Hopeful

There’s a fine line between obsessing over something that may be unhealthy, and allowing yourself to think about that something. I went a long time in my life assuming that any negative feelings I may have had were automatically bad and should be ignored. This was all me, by the way, it’s not something my family does that has scarred me for life. My mom is so great at saying, “hey, I noticed you don’t seem like yourself. Is something going on?” It’s one of her greatest traits, in my opinion. But I still always had an overpowering urge to stifle any hurt or sadness. Turns out, that’s not always healthy. Who’d have thought? I’m still learning this, slowly but surely.

One of those things that I still have an urge to totally ignore is my infertility. I’m trying to find the balance between obsessing day and night over the fact or ignoring it completely, letting it fall to the back of my mind. I like not being reminded of it at every moment. I really like hanging out with the wonderful neighbor kids without thinking, “why can’t I have sweet kids like this?” And I like feeling… normal (in my mind there exists this magical thing of ‘normal’ that I don’t quite understand, but it really seems exciting) most of the time.

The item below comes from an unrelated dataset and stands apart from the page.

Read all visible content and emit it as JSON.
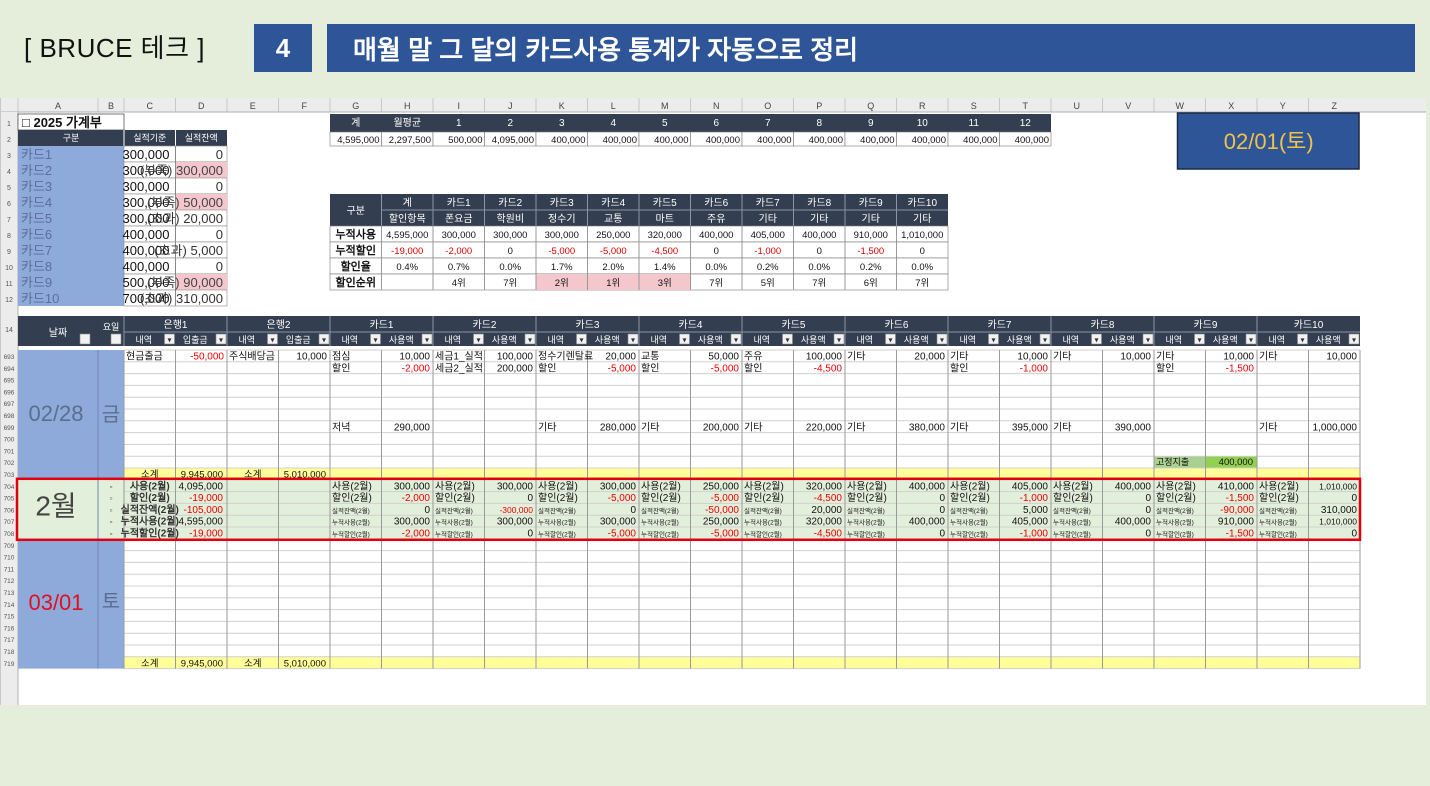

And then I have moments where I think, “as soon as I get pregnant, I’m going to throw a huge party and I’m going to decorate it like this, and have this type of cake, and we’re going to announce it like this…” and my mind goes to a really exciting and hopeful place, if I’m doing the thinking right. If I’m not doing it right, I watch a movie about a woman who has a baby and I’m in a funk for three days because it just hasn’t happened yet and that makes me really sad. So what’s the difference? I’ve got no clue.

So, in the excited and hopeful stage I’m in right now, I am mentally planning the big announcement party that I throw when Dave and I find out we’re going to have a baby. This could be four years from now, but I’m still excited. And I really feel like that’s an ok place for me to be. I could be wrong, of course. I’ve been wrong about my own mental health many times before. That’s surprising isn’t it?!

I’m excited that I might someday be able to sit down with a friend and say, “hey guess what. I’m going to have a baby.” And I’m excited that someday I’ll be able to sit with a friend going through something as painful as infertility and say, “I know exactly how you feel. I’m here for you.” And I’m excited that I can someday sit with my child, whether natural birth or adoption take place, and say, “do you know what? I wanted you SO much. More that you will ever understand, and I waited and waited for you to get here because I already had a heart filled up with love for you before you were even born.”

And if that’s not the healthy kind of thinking, I’m not sure what is.